What's spooky to me is how the idea that Lieberman will ruin the chances or effectiveness of a Democratic majority in the Senate seems to have taken on a ghost-like quality.  In fact, the 800 lb ghost in the room.  If Lamont is going to win by grabbing Democrats away from Lieberman, then one might think that the thought of Liberman ruining the long-awaited return to a Democratic majority would carry more weight than Liberman's Iraq stand.  While the Iraq war may have appeared to differentiate Liberman and Lamont, I wonder if it was simply not a proxy for the sense that Lieberman is a Republican - against us Democrats, not with us.  If so, then scaring Democrats with the thought that their hopes for a Senate majority will be dashed by a Liberman victory will go further in winning them to Lamont than will Liberman's prevaricating stand on Iraq.


by accumbens on Tue Oct 24, 2006 at 01:13:48 PM EST

Re: Spooky (none / 0)

Now if this was actually professionally done, with just the Nixon video crosscut with the Lieberman quotes and one wipescreen of dates, it would be a good ad.

Nixon: 1969
Lieberman: 2006


by The Cunctator on Tue Oct 24, 2006 at 01:19:14 PM EST

Re: Spooky (none / 0)

The war to break the stranglehold of the triangulators an prevaricators is going to be long and requires a lot of persistence. They have the institutional advantage and lots of money.

Think civil rights, womens suffrage! These battles were over generations.

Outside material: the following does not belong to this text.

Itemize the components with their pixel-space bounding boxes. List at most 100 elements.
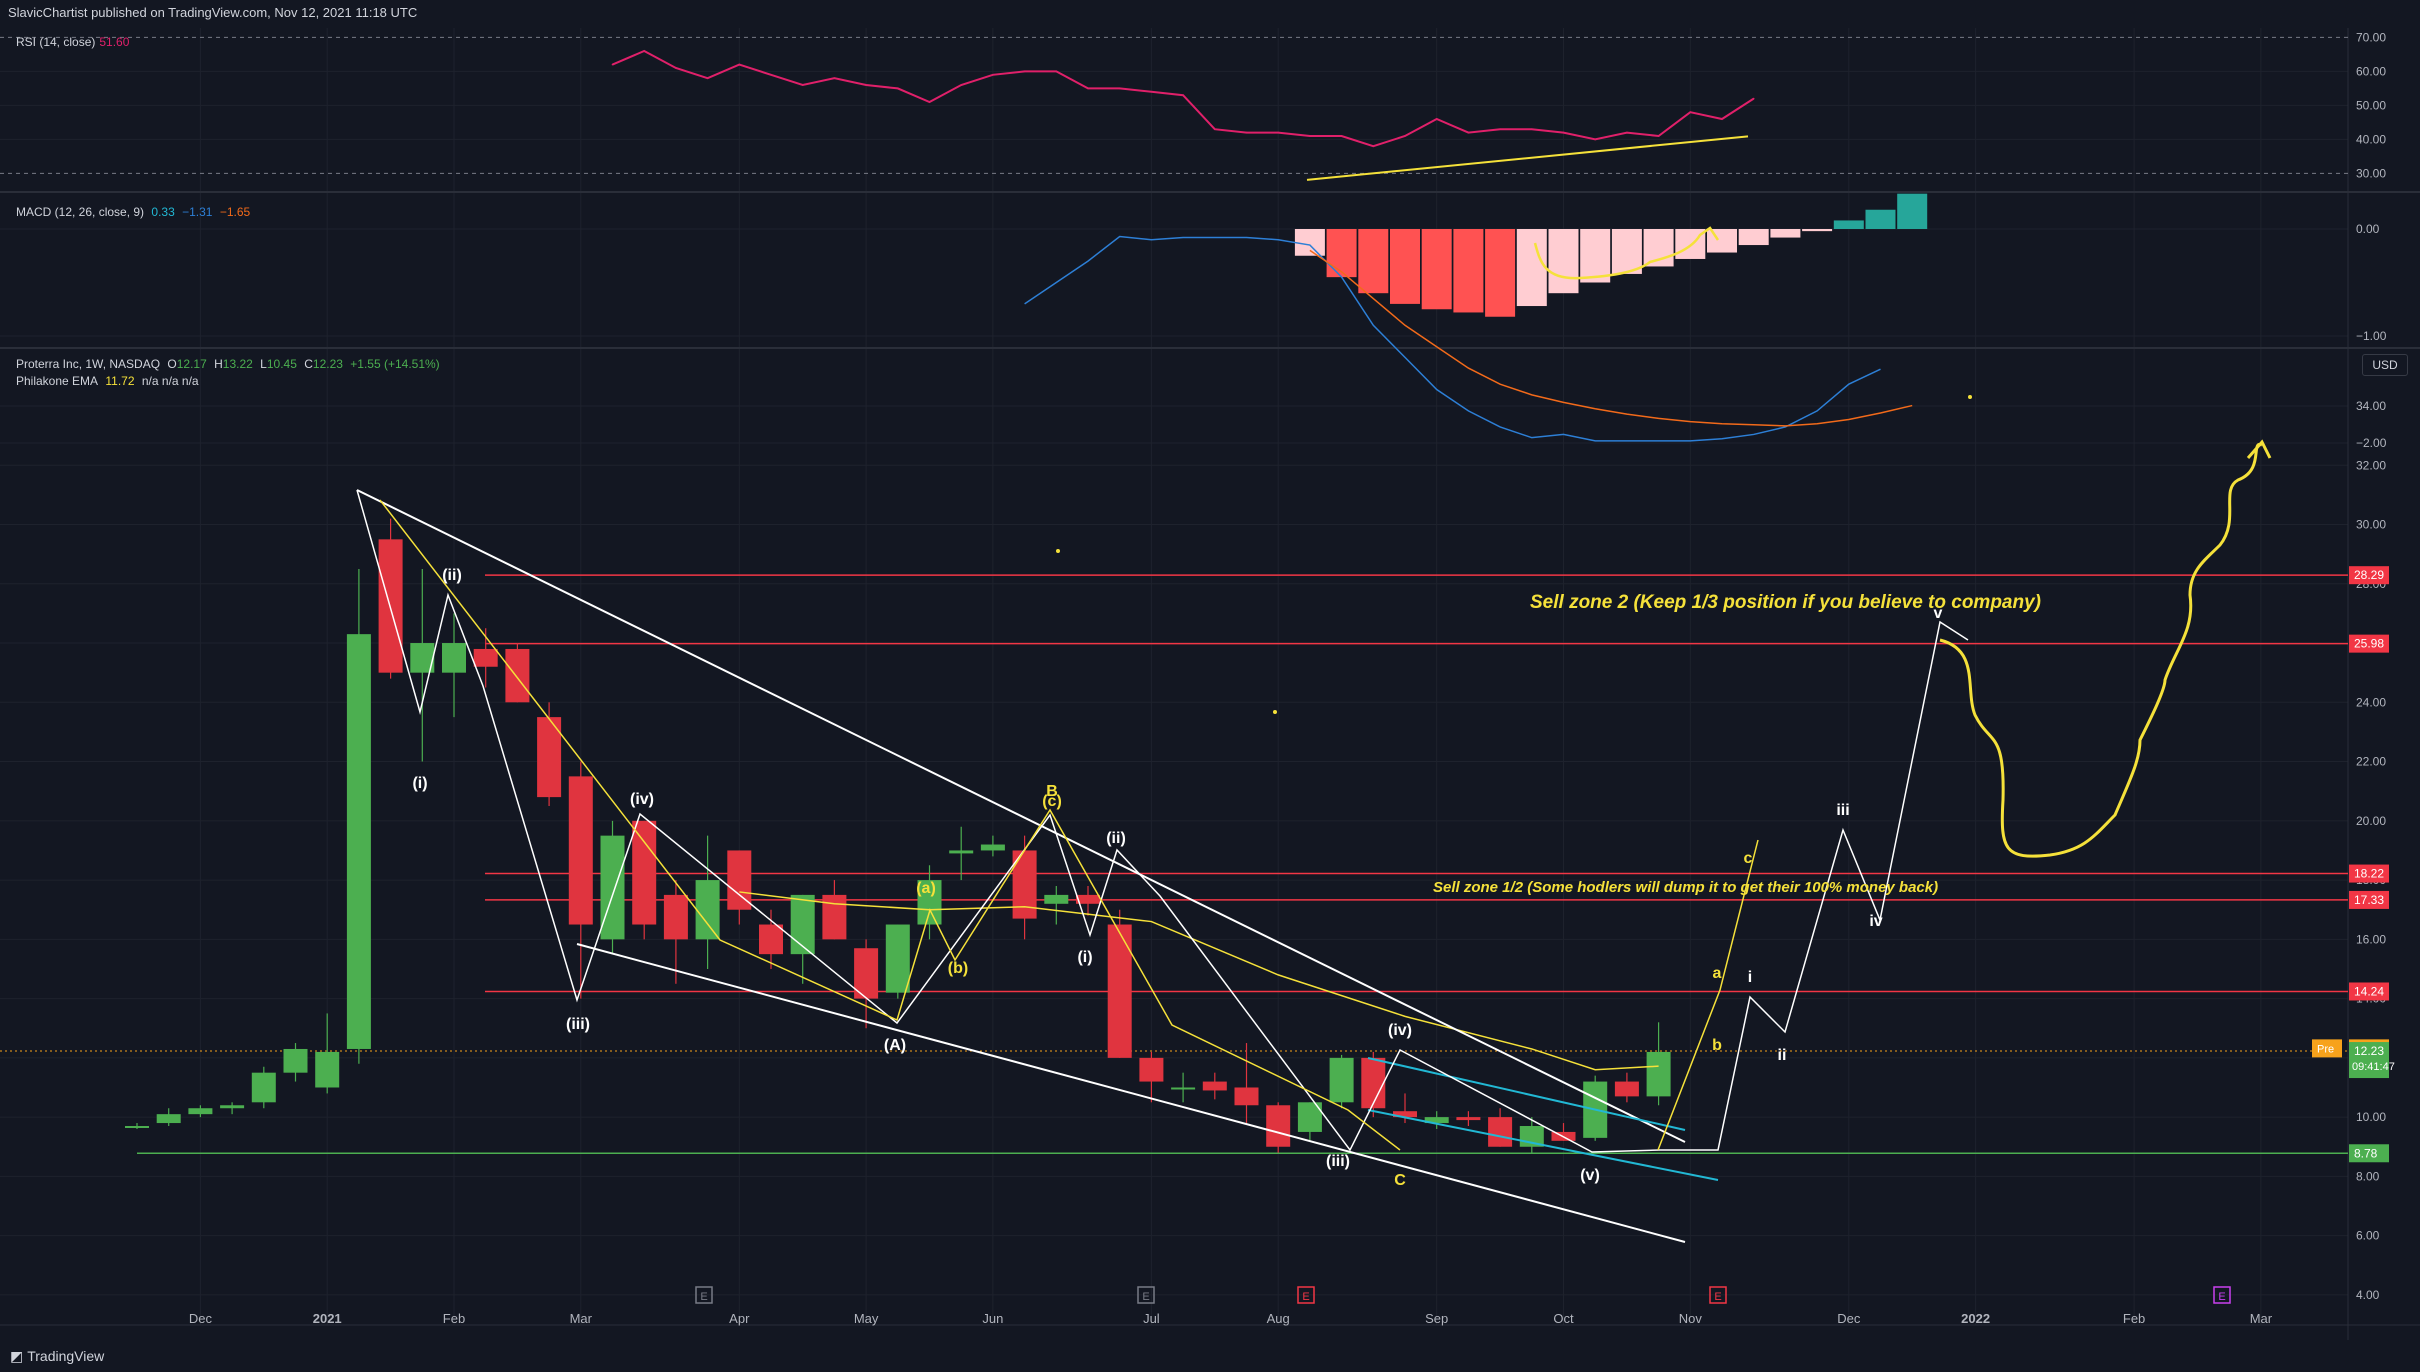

The progressives are making progress but its going to take a lot more effort and time to losen the grip on power that the elites have.


by ab initio on Tue Oct 24, 2006 at 02:22:44 PM EST

Re: Spooky (none / 0)

Ben Cardin's campaign has had some success with their ads that clearly link Bush with Steele. The ads effectively undercut all of Steele's attempts to disguise his affiliations. Perhaps Lamont's campaign can add Bush-Lieberman to their Nixon-Lieberman parallels if they are not already doing so.


by Jill Tubman on Tue Oct 24, 2006 at 04:37:19 PM EST

It's Bad Enough Voting For Integrity (3.00 / 1)

Like it or not, elections are about policy.  In the crudest of terms, about who does what to whom, and who gets what from whom.  In more elevated terms--if we're lucky--about the common good or the special interests.

The idea of voting for someone on the basis of their "integrity," is like chosing an accountant based on how they look in a bathing suit--it's totally irrelevant, unless you don't actually need an accountant.

To put it simply, an adulterer who votes to raise the minimum wage, extend unemployment insurance, protect air quality and defend reproductive rights beats the hell out of a man of pious virtue who votes against all of the above.  It's just that simple.

Nowadays, however, we can look back nostalgically on the "good old days," when people foolishly voted for candidates because of their integrity.  Nowadays, anyone running under the banner of "integrity" is almost invariably a charlatan, with substantially less integrity than the other candidates around.

And so, the question is not just for the Republican Party anymore.  It's for everyone, really: How low can you go?

Me, personally, I want a better class of criminal.  I'm for trading up, not down.